It was a huge disappointment to those concerned with India’s energy security when the Modi government failed to implement a progressive gas pricing policy. But for the questionable interference of the Election Commission, an earlier policy of doubling gas prices approved by the UPA government would have come into force from April 1, 2014. The last regime had, after much deliberation, decided to implement the Rangarajan committee recommendation of doubling prices. It realised how lower prices had practically stopped needed investment in the sector.

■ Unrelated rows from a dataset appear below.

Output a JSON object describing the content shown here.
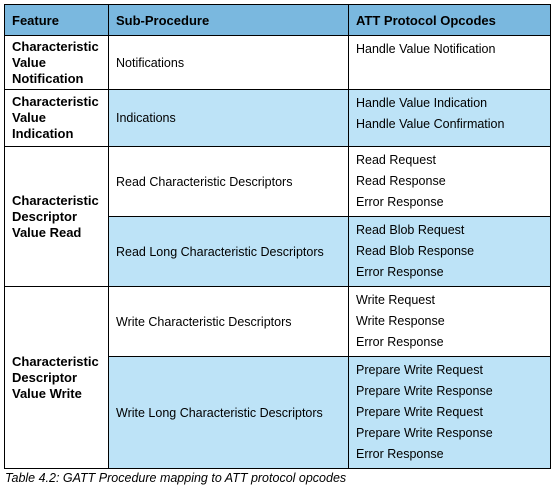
{
  "table": {
    "headers": [
      "Feature",
      "Sub-Procedure",
      "ATT Protocol Opcodes"
    ],
    "rows": [
      {
        "feature": [
          "Characteristic",
          "Value",
          "Notification"
        ],
        "sub": [
          {
            "name": "Notifications",
            "opcodes": [
              "Handle Value Notification"
            ]
          }
        ]
      },
      {
        "feature": [
          "Characteristic",
          "Value",
          "Indication"
        ],
        "sub": [
          {
            "name": "Indications",
            "opcodes": [
              "Handle Value Indication",
              "Handle Value Confirmation"
            ]
          }
        ]
      },
      {
        "feature": [
          "Characteristic",
          "Descriptor",
          "Value Read"
        ],
        "sub": [
          {
            "name": "Read Characteristic Descriptors",
            "opcodes": [
              "Read Request",
              "Read Response",
              "Error Response"
            ]
          },
          {
            "name": "Read Long Characteristic Descriptors",
            "opcodes": [
              "Read Blob Request",
              "Read Blob Response",
              "Error Response"
            ]
          }
        ]
      },
      {
        "feature": [
          "Characteristic",
          "Descriptor",
          "Value Write"
        ],
        "sub": [
          {
            "name": "Write Characteristic Descriptors",
            "opcodes": [
              "Write Request",
              "Write Response",
              "Error Response"
            ]
          },
          {
            "name": "Write Long Characteristic Descriptors",
            "opcodes": [
              "Prepare Write Request",
              "Prepare Write Response",
              "Prepare Write Request",
              "Prepare Write Response",
              "Error Response"
            ]
          }
        ]
      }
    ]
  },
  "caption": "Table 4.2:  GATT Procedure mapping to ATT protocol opcodes"
}
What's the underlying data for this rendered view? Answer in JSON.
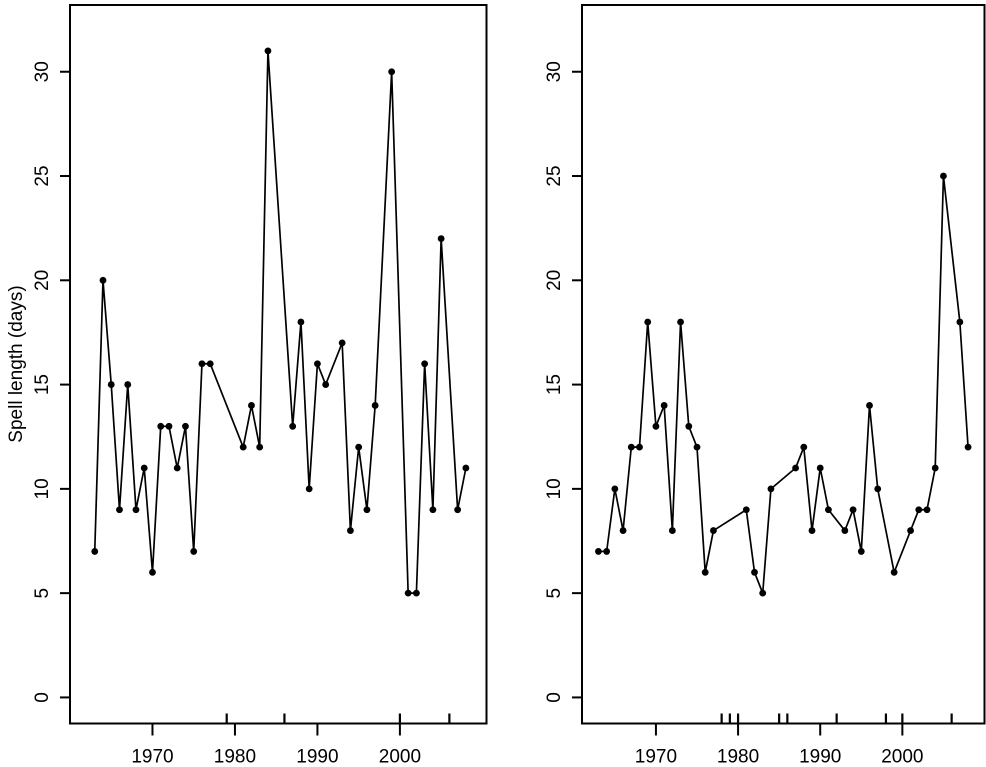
{
  "figure": {
    "ylabel": "Spell length (days)",
    "colors": {
      "foreground": "#000000",
      "background": "#ffffff"
    }
  },
  "chart_data": [
    {
      "type": "line",
      "panel": "left",
      "title": "",
      "xlabel": "",
      "ylabel": "Spell length (days)",
      "marker": "filled-circle",
      "grid": false,
      "legend": false,
      "xlim": [
        1960,
        2010.5
      ],
      "ylim": [
        -1.25,
        33.2
      ],
      "x_ticks": [
        1970,
        1980,
        1990,
        2000
      ],
      "x_tick_labels": [
        "1970",
        "1980",
        "1990",
        "2000"
      ],
      "y_ticks": [
        0,
        5,
        10,
        15,
        20,
        25,
        30
      ],
      "y_tick_labels": [
        "0",
        "5",
        "10",
        "15",
        "20",
        "25",
        "30"
      ],
      "x": [
        1963,
        1964,
        1965,
        1966,
        1967,
        1968,
        1969,
        1970,
        1971,
        1972,
        1973,
        1974,
        1975,
        1976,
        1977,
        1981,
        1982,
        1983,
        1984,
        1987,
        1988,
        1989,
        1990,
        1991,
        1993,
        1994,
        1995,
        1996,
        1997,
        1999,
        2001,
        2002,
        2003,
        2004,
        2005,
        2007,
        2008
      ],
      "y": [
        7,
        20,
        15,
        9,
        15,
        9,
        11,
        6,
        13,
        13,
        11,
        13,
        7,
        16,
        16,
        12,
        14,
        12,
        31,
        13,
        18,
        10,
        16,
        15,
        17,
        8,
        12,
        9,
        14,
        30,
        5,
        5,
        16,
        9,
        22,
        9,
        11
      ],
      "rug_years": [
        1979,
        1986,
        2000,
        2006
      ]
    },
    {
      "type": "line",
      "panel": "right",
      "title": "",
      "xlabel": "",
      "ylabel": "",
      "marker": "filled-circle",
      "grid": false,
      "legend": false,
      "xlim": [
        1961,
        2010
      ],
      "ylim": [
        -1.25,
        33.2
      ],
      "x_ticks": [
        1970,
        1980,
        1990,
        2000
      ],
      "x_tick_labels": [
        "1970",
        "1980",
        "1990",
        "2000"
      ],
      "y_ticks": [
        0,
        5,
        10,
        15,
        20,
        25,
        30
      ],
      "y_tick_labels": [
        "0",
        "5",
        "10",
        "15",
        "20",
        "25",
        "30"
      ],
      "x": [
        1963,
        1964,
        1965,
        1966,
        1967,
        1968,
        1969,
        1970,
        1971,
        1972,
        1973,
        1974,
        1975,
        1976,
        1977,
        1981,
        1982,
        1983,
        1984,
        1987,
        1988,
        1989,
        1990,
        1991,
        1993,
        1994,
        1995,
        1996,
        1997,
        1999,
        2001,
        2002,
        2003,
        2004,
        2005,
        2007,
        2008
      ],
      "y": [
        7,
        7,
        10,
        8,
        12,
        12,
        18,
        13,
        14,
        8,
        18,
        13,
        12,
        6,
        8,
        9,
        6,
        5,
        10,
        11,
        12,
        8,
        11,
        9,
        8,
        9,
        7,
        14,
        10,
        6,
        8,
        9,
        9,
        11,
        25,
        18,
        12
      ],
      "rug_years": [
        1978,
        1979,
        1980,
        1985,
        1986,
        1992,
        1998,
        2000,
        2006
      ]
    }
  ]
}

The doubling of gas prices would result in additional revenues of Rs 33,000 crore a year for gas producers. Public sector giant ONGC would have been the biggest beneficiary; the power and fertiliser sectors, the biggest losers—their additional cost burden Rs 14,000 crore and Rs 8,000 crore respectively. Since both the sectors are highly subsidised, the government finally would have borne the cost. That is the reason why the finance, power and petrochemical ministries oppose the price hike.
The Rangarajan committee’s preferred strategy was to liberalise the gas market.

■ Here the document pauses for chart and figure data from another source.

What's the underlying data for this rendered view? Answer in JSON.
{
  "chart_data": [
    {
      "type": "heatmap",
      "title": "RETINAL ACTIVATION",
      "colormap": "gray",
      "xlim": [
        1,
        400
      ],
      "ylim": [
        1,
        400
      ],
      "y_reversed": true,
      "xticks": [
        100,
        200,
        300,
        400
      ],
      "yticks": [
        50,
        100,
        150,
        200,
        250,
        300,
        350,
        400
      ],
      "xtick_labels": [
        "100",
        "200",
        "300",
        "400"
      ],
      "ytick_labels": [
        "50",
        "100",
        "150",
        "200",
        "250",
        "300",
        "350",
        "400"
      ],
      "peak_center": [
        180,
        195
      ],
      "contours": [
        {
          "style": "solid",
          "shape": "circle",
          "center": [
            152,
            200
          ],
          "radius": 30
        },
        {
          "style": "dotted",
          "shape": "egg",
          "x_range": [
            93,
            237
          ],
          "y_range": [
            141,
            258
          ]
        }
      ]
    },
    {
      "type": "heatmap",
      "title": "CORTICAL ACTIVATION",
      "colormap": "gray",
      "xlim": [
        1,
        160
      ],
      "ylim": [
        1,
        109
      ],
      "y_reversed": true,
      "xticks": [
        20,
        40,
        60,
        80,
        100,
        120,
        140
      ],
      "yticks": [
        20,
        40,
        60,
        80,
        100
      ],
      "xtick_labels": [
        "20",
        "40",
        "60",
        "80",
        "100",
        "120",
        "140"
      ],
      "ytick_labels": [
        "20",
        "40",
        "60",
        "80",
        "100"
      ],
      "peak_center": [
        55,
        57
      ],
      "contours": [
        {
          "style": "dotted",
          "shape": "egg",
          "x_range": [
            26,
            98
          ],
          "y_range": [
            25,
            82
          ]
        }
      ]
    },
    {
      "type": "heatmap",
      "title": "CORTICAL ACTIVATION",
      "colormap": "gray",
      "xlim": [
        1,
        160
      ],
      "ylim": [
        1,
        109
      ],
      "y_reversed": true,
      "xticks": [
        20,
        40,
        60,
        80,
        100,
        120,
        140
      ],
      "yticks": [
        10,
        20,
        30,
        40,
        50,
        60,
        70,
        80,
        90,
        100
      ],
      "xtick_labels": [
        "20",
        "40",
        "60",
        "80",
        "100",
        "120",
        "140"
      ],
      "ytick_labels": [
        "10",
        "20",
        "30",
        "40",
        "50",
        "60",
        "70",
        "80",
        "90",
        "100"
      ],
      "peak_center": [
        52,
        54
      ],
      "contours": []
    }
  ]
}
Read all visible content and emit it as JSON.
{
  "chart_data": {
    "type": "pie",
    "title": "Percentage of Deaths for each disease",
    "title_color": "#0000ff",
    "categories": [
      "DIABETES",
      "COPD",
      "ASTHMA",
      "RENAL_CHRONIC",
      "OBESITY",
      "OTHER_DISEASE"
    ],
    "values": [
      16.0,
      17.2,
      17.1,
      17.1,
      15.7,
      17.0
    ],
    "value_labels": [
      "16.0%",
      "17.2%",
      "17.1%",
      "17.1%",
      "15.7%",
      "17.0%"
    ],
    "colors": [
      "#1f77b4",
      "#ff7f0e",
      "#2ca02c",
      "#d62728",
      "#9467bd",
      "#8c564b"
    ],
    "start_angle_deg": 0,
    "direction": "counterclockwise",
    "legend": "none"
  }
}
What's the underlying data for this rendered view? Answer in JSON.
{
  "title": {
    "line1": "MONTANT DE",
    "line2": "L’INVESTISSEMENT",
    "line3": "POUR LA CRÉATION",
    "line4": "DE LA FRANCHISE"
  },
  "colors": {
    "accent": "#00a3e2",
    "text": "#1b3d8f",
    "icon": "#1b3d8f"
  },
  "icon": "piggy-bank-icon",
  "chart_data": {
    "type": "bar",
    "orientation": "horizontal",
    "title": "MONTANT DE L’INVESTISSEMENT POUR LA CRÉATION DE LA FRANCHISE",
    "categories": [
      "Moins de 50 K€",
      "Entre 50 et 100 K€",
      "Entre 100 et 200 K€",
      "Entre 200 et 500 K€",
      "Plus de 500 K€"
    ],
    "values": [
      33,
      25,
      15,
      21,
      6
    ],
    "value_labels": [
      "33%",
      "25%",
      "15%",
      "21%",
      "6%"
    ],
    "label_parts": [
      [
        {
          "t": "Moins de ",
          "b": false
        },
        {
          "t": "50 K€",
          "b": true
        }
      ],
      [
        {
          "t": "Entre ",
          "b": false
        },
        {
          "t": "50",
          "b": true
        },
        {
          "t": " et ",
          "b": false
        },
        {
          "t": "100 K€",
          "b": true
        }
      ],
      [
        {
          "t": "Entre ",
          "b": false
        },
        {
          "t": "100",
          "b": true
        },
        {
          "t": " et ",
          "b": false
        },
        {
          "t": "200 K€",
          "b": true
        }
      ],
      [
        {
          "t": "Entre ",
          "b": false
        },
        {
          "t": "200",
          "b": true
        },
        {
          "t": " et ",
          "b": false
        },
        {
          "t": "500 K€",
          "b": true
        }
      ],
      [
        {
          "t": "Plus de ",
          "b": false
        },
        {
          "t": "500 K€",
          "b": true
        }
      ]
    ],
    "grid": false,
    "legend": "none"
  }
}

However, were the fundamental question of the need for such high subsidies and if they can be avoided or minimised addressed, the government would not need to bear the burden. First of all, a market-based gas price will optimise the production of fertilisers by moving fertiliser manufacturing to low-cost producing countries. A well-managed power sector too would not need to rely on subsidy. A status quo on gas prices would fail to send the right signal to these sectors to improve their performance.

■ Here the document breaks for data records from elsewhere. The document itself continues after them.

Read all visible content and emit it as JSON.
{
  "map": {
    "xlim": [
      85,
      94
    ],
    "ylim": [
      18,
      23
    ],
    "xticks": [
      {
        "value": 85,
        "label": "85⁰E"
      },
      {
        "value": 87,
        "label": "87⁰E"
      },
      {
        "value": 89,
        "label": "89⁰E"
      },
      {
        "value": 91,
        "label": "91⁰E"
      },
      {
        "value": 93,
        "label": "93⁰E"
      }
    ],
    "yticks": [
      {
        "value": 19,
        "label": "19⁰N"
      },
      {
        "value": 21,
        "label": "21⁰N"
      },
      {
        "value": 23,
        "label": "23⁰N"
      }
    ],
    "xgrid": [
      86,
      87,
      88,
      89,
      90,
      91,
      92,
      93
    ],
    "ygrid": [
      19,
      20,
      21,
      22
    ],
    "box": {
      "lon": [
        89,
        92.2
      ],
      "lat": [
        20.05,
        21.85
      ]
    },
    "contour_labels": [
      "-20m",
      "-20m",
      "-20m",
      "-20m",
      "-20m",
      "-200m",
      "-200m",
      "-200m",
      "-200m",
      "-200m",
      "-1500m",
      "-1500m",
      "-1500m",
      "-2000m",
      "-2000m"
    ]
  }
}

True, there are some problems with the Rangarajan committee recommendation of basing prices on the Henry Hub in the US, the National Balancing Point in the UK and lng price in Japan, markets that are irrelevant to the Indian market. Actually the committee’s preferred pricing strategy was to liberalise the gas market. This aspect, however, has received very little media attention. What did was the limited point about the gas price increase.
Instead, the petroleum ministry has suggested a dual-pricing strategy, where the higher prices will apply only to incremental production. Ironically, this policy may end up favouring Reliance more than PSU oil companies. India could learn from the US experience. Faced with a similar problem in the ’70s when there was a huge gas shortage due to price control, it allowed higher prices only to new production rather than go for full price decontrol, which would have meant a windfall for oil companies. This resulted in a huge mess, with over a 100 classifications of gas, making gas pricing administration a nightmare. Finally, the US was forced to decontrol.
The Modi government would, hopefully, be wiser and bolder. It should drop the proposed dual pricing and implement the more successful policy of liberalising the gas market. Today, India is forced to import lng, paying above $13 to $15 per unit. Liberalising the gas market will contribute to energy security by increasing gas production and reducing lng imports.